Allez enfants de la tricherie

ensaio sobre a trapaça



Há muitos jogos que só valem a pena porque a batota é bem mais saborosa que a vitória. De facto, o que realmente me motiva em determinados jogos é a batota. Sim, poder fazer batota e não ser apanhado é de longe o mais interessante em qualquer desses jogos. É-me absolutamente indiferente se a batota serviu para ganhar ou para perder, o essencial é fazê-la, fazê-la bem feitinha, é ter enganado os outros e ninguém ter dado conta de nada. Sejam olhinhos, sejam cartas marcadas, sejam agilidades de mão, sejam distracções simuladas, sejam cúmplices bem treinados, sejam convicções teatralizadas; não ser caçado e fazer o “golpezito” é de longe a melhor coisa que um jogo pode ter, e então ouvir dizer «mas como é que este sacana...» é uma verdadeira bênção dos dias.



Não, não é o bacoco amor à subversão das regras, é o amor desinteressado ao jogo, ele mesmo, ao jogo de fintar a vitória desprezando-a e trocando-a por um prazer ainda maior, o amor ao jogo de ludibriar um adversário tornando-o um figurante, um mero cooperante numa espécie de brinquedo muito nosso, numa espécie de “Onanismo ‘R’ Us”. O batoteiro militante e lúdico, é uma espécie de ingénuo profissional e simultaneamente uma espécie de perverso de cartilha, alguém que gosta de se sentir como uma ama-seca que leva os miúdos para o paintbal. Mas, se calhar, não passa duma forma de ser solitário que precisa compulsivamente dos outros para cumprir essa condição.



E é andar sempre no risco, claro. É saber sacrificar a reputação, é saber ouvir um risinho algo desconsolado, algo desinteressado, sempre que dizemos que «também queremos jogar», é não nos podermos dar ao luxo de ficar enervados por estarem sempre a olhar para nós desconfiados, é saber conviver com a ideia de que não somos realmente importantes, e que apenas vivemos das distracções e da incompetência dos outros num parasitismo não biológico, é ter de suportar como que uma alegoria da caverna vivida num duplex com vista para a serra de Sintra a arder mas num postal ilustrado. É o eterno flirt, que às vezes douramos de arte, mas que não passa de espuma, de mero aparte.



Este estado da natureza (só para não estar a falar sempre da alma senão esta desgasta-se) - a batoteirice – tem, no entanto, uma “virtude” suplementar e talvez inesperada: põe-nos a viver no difícil estado de “duplo enfoque”: na “regra” e na “desregra”, ou no “prazer” e na “técnica”. É um treino para estar concentrado e descontraído ao mesmo tempo. É saber “estar” e “não estar” ao mesmo tempo, é ser espectador e artista na mesma peça.

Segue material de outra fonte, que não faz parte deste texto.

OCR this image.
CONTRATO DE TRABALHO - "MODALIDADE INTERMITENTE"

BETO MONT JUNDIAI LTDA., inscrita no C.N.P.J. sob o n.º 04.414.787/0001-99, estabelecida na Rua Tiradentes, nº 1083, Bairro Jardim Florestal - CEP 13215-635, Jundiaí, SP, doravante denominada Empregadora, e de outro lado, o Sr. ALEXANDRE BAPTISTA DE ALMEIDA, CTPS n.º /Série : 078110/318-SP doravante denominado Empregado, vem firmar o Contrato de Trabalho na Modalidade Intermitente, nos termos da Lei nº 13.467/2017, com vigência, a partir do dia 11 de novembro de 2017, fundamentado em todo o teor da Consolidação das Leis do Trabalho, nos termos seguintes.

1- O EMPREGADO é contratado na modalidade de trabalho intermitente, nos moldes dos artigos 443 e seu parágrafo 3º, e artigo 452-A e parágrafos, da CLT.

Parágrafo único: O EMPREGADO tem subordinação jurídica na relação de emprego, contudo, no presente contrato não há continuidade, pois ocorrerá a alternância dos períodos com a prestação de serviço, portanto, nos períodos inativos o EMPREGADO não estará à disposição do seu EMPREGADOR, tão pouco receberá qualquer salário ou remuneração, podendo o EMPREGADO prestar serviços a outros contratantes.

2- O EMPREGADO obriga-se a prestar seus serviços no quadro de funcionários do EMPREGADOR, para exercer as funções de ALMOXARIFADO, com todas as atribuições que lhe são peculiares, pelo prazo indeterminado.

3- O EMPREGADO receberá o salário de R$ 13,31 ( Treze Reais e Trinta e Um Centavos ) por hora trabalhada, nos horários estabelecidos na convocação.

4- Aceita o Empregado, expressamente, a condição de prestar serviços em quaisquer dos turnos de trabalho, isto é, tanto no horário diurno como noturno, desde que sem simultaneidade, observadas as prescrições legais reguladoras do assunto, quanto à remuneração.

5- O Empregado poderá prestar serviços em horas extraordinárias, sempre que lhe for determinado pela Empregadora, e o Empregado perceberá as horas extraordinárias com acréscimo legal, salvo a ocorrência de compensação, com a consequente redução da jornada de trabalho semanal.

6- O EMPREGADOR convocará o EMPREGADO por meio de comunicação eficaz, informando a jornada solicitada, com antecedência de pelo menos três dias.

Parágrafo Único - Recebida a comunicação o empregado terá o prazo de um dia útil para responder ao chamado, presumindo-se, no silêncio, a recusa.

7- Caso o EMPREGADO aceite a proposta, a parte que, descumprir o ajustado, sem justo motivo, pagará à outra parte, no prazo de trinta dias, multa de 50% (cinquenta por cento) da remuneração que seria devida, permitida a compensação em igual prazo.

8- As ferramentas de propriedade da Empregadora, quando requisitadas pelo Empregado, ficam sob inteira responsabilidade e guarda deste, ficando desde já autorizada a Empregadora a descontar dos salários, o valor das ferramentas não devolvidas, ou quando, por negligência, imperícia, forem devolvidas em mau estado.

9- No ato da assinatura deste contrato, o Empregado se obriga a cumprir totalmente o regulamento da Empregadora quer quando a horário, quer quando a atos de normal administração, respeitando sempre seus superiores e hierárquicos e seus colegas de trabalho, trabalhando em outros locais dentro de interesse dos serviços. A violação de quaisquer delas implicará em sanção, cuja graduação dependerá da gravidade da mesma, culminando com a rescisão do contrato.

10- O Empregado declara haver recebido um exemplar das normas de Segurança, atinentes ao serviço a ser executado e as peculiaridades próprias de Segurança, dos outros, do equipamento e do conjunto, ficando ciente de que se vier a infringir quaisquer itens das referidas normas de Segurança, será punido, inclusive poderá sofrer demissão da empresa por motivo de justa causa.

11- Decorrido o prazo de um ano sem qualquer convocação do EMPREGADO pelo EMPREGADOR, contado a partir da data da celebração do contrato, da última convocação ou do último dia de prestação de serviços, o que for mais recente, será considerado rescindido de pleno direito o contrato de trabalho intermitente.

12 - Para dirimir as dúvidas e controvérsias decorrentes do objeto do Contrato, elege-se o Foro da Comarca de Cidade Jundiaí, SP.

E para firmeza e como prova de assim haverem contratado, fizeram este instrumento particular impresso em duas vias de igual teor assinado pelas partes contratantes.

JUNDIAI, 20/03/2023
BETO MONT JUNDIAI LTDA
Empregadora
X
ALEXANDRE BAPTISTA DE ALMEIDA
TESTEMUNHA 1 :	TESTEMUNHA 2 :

Este batoteiro-por-amor-ao-jogo-feito-arte-feito-vida é aquele que faz jus à eventual e duvidosa etimologia da palavra vinda do italiano “batosta”: o golpe dado na mesa pelo jogador que assim fingia ter ganho; é pois aquele que encontra a sua máxima satisfação quando, tendo perdido o jogo, faz os outros ficarem convencidos que o ganhou sem sequer esboçarem a mínima intenção de ir confirmá-lo. É uma espécie de batota que se tornou de tal forma viscosa que penetra na confiança dos adversários, que lhes mina a racionalidade e os transforma em anões como acontecia às crianças que ficavam tempo demais na “Ilha dos Jogos”. E isto agora até me relaciona com uma curiosa coincidência entre Montaigne e JLBorges que, sem lhes chamarem batoteiras, dizem que os jogos são os trabalhos sérios das crianças. Assim é o batoteiro: o único que leva a sério o jogo.



Por isso é que “esta” batota não é aldrabice, não é subversão, repito-me, é simplesmente estar dentro e fora como que querendo demonstrar involuntariamente que nada é o que é.



Só que a verdade, verdadinha, é que o batoteiro será sempre um eterno medroso muito bem disfarçado e convencido de malandro atrevido e espertalhão. E fazer batota será sempre a irrelevante presença de alguém que tem medo de arriscar uma despedida.